Continua il mio cammino di condivisione; continua la Settimana UNESCO dedicata all’educazione allo Sviluppo Sostenibile.

Come ho detto nel mio precedente post, ho deciso di condividere il mio percorso di crescita. Ho investito molto tempo a lavorare su questo progetto con l’Associazione AREGAI TERRE DI BENESSERE. E, dopo tanto lavoro, è giunto anche il momento di mettere in pratica, in prima persona, questo sistema.

Del resto, le migliori cose nascono dalle nostre passioni e se fatte/progettate non per essere vendute agli altri, ma per soddisfare in primis i nostri stessi bisogni, desideri, ideali.

Così mi sono messa in gioco personalmente e ho compilato il TEST LICET®; i risultati sono buoni, ma è solo un primo inizio. Una prima fotografia che analizza i miei comportamenti sostenibili. Sul sito www.licet.info saranno pubblicati i risultati di tutti i test giunti all’Associazione in formato pdf.

Invito tutti a fare lo stesso, un primo passo verso la consapevolezza delle proprie abitudini.

Ma cos’è la sostenibilità? siamo tutti d’accordo sul significato di questo termine, oppure ci sono diverse interpretazioni?

Spesso è intesa come “green”, “bio”, oppure  “riciclabile”; ma attenzione … non si tratta solo di “impatto ambientale”…
La sostenibilità è anche economica, sociale, innovativa e ci tocca molto più da vicino di quanto pensiamo. Ciascuno di noi può fare la differenza se solo ci mettesse un po’ più di responsabilità e consapevolezza (e conoscenza).
A volte basta davvero molto poco… e così giorno dopo giorno si può diventare più sostenibili (e risparmiare) senza nemmeno troppa fatica.

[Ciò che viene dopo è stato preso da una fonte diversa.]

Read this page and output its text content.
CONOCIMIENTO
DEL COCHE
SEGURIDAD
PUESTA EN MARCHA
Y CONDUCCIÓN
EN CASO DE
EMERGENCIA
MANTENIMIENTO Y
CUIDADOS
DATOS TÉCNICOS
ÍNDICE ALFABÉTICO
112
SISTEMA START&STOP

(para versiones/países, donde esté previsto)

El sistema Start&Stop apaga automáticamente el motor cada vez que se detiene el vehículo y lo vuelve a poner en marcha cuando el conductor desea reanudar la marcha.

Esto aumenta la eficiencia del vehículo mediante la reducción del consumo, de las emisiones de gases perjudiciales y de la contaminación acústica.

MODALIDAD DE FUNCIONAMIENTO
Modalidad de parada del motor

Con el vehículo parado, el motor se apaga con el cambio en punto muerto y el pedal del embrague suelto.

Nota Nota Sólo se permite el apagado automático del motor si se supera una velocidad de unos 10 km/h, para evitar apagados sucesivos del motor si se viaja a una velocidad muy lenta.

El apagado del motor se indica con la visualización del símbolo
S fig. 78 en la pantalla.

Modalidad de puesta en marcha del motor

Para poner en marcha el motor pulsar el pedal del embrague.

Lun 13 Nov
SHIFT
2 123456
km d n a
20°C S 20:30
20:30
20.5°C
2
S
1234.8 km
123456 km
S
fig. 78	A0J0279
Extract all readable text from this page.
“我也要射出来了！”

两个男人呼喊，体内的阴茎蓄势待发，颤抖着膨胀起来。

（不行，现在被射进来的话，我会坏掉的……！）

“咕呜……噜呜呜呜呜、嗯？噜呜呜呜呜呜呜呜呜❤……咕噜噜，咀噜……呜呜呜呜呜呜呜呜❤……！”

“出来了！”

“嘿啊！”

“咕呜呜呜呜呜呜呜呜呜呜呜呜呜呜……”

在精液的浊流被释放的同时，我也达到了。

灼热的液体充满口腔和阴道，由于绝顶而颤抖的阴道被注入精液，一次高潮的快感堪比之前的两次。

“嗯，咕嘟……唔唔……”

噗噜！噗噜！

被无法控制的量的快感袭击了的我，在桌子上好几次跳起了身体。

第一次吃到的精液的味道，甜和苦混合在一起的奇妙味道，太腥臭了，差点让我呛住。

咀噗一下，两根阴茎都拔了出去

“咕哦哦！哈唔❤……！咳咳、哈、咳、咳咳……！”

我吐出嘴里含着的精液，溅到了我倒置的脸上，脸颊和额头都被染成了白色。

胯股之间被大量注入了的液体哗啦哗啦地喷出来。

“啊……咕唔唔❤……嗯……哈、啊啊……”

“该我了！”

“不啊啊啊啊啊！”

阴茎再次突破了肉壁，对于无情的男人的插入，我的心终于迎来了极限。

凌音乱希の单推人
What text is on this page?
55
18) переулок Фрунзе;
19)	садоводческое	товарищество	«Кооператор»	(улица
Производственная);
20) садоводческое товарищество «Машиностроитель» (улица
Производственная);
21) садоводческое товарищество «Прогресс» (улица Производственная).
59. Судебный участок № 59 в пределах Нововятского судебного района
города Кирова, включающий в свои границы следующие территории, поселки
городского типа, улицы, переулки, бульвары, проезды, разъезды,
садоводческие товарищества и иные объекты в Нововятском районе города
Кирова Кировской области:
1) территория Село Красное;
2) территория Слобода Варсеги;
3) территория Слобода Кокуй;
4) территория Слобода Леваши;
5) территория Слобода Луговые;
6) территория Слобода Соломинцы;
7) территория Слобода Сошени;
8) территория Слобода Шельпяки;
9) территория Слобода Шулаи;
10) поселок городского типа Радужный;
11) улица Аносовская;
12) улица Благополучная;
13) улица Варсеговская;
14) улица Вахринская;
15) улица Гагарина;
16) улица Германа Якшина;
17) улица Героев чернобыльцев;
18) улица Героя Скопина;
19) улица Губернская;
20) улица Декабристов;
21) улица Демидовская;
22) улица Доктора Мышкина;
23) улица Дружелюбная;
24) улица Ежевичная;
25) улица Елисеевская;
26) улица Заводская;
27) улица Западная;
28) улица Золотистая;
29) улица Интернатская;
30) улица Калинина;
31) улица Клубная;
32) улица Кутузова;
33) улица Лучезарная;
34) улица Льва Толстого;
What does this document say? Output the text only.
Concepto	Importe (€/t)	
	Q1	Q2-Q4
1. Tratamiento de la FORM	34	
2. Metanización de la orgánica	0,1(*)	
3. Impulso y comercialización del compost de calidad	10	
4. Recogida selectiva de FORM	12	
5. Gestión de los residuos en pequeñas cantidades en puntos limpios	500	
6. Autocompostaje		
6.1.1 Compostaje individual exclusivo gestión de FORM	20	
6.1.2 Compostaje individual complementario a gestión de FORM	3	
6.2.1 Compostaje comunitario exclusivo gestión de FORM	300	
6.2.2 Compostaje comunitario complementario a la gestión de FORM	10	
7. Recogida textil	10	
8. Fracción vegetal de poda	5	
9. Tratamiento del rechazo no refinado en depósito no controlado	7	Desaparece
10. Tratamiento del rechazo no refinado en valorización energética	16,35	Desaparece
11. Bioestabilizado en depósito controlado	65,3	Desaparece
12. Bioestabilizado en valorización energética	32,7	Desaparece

Ho trovato questa semplice definizione da cui partire. Quindi:

Benessere Sostenibile = la soddisfazione dei fabbisogni umani nel tempo, senza compromettere le risorse e la capacità delle generazioni future di fare altrettanto.

Risorse = materiali (energia, acqua, materie prime, infrastrutture, territorio, ecc) e immateriali (patrimonio culturale, storia, conoscenza, ecc.)

Poi c’è LICET®, che è l’acronimo dei suoi 5 valori, per una sostenibilità a 360°. C’è tutto, davvero! Presente, passato e futuro. Perchè la sostenibilità è anche conservazione del nostro passato, della nostra storia… e sono le risorse immateriali.

All’inizio, quindi, serve un certo impegno e costante attenzione, perchè si fa in fretta a commettere stupide distrazioni (le “cattive abitudini” stentano a morire…).  Ma poi, con il passare del tempo diventa tutto più semplice. I nostri comportamenti sono acquisiti con il tempo e mano a mano i nostri gesti quotidiani diventano abitudini. Sta a noi, prendere coscienza e far sì che questi diventino “buone abitudini“, un po’ come da piccoli che si impara a lavarsi i denti e poi diventa parte della nostra quotidianità.

La cosa importante è, soprattutto, chiedersi sempre come migliorare e come aiutare gli altri a migliorare; ad iniziare dagli stessi fornitori o produttori. Facebook e i Social network, in genere, dovrebbero aiutarci anche in questo: ad avvicinarci ai produttori e a riprenderci un po’ di quel potere che abbiamo noi utilizzatori.

Ma, questo, non significa solo criticare o lamentare dei disservizi, quanto, piuttosto, apportare valore, contribuire a migliorare un dato prodotto o servizio.

Non vi è mai capitato, ad esempio, di rendevi conto di quanto un imballaggio sia inutile e ci tocca pure pagarlo? o come evitare di sprecare quello che rimane in tubetti o vasetti troppo piccoli o con chiusure ermetiche?

Una sommatoria di attenzioni che possono fare la differenza anche nelle nostre tasche. E’ innanzi tutto una questione di rispetto per le cose e le persone.
E, LICET®, è questo: prima di fare calcoli, è una forma mentis; è più importante sapere quanti rifiuti produciamo o migliorare le nostre azioni fino non avere più rifiuti?